La escena de los peluches arrojados de un jardín a otro por Ángela, amiga de Erin, buscándola para jugar, hará que la madre vuelva a colapsar una vez más, con la presencia de fondo y siempre inquietante de un par de jóvenes trabajando en el jardín separados del universo femenino por una lona negra.

La llegada de una niña paraguaya, Aylín, de diez años, junto con su madre, Karen, que viene a ayudar a la madre de Cleo con las tareas domésticas, pondrá en funcionamiento la memoria de las niñas, como si se tratara de un juego prohibido, y al mismo tiempo, aterrador y fascinante, la evocación de niñas desaparecidas.

Aylín relata una historia entre sórdida y escalofriante ocurrida en Paraguay que se replicará en Argentina. Una niña desaparece raptada por el chofer de un autobús escolar. Como prueba de tal suceso les muestra una nota escrita que ha dejado esa misma niña desaparecida, que a la vez coincide casi al mismo tiempo con la desaparición de otra niña, pero argentina, en circunstancias prácticamente idénticas.

Esta historia dará paso a una serie de otras historias que formarán eslabones de una cadena de niñas desaparecidas que fueron raptadas. Uno de esos relatos dejará flotando el caso policial paradigmático argentino de una madre buscando a su hija, cuyo nombre había sido escrito en la puerta de un baño.

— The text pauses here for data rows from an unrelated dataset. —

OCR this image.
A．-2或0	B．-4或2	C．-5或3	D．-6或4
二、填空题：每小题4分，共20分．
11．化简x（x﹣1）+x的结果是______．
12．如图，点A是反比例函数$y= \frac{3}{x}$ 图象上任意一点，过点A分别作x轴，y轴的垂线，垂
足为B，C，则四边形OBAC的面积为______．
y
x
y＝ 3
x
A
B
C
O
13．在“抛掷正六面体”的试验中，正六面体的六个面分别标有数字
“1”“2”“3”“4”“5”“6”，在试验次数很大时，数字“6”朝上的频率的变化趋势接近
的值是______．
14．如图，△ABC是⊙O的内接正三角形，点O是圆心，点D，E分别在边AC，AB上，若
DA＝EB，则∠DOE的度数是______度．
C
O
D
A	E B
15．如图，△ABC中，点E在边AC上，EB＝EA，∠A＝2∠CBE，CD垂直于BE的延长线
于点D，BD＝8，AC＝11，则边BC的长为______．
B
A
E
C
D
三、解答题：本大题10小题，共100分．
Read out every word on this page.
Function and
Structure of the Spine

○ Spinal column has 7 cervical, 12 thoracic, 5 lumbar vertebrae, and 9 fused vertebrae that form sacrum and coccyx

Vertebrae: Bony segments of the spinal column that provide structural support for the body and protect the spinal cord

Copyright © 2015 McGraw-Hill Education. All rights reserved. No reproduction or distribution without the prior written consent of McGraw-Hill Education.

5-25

La escapada de las niñas al bosque, la aventura que implica perderse dentro de esa frondosidad para luego encontrarse, como ocurre con la búsqueda de Aylín, aparentemente perdida en medio del bosque junto a Leoncia, Nerina y Manu, rescatadas justo a tiempo, nos hace pensar en el filme como en una especie de recuperación simbólica de todas aquellas niñas perdidas en el camino, ahogadas, raptadas o robadas, cuya memoria aún sigue envuelta en el misterio de su desaparición.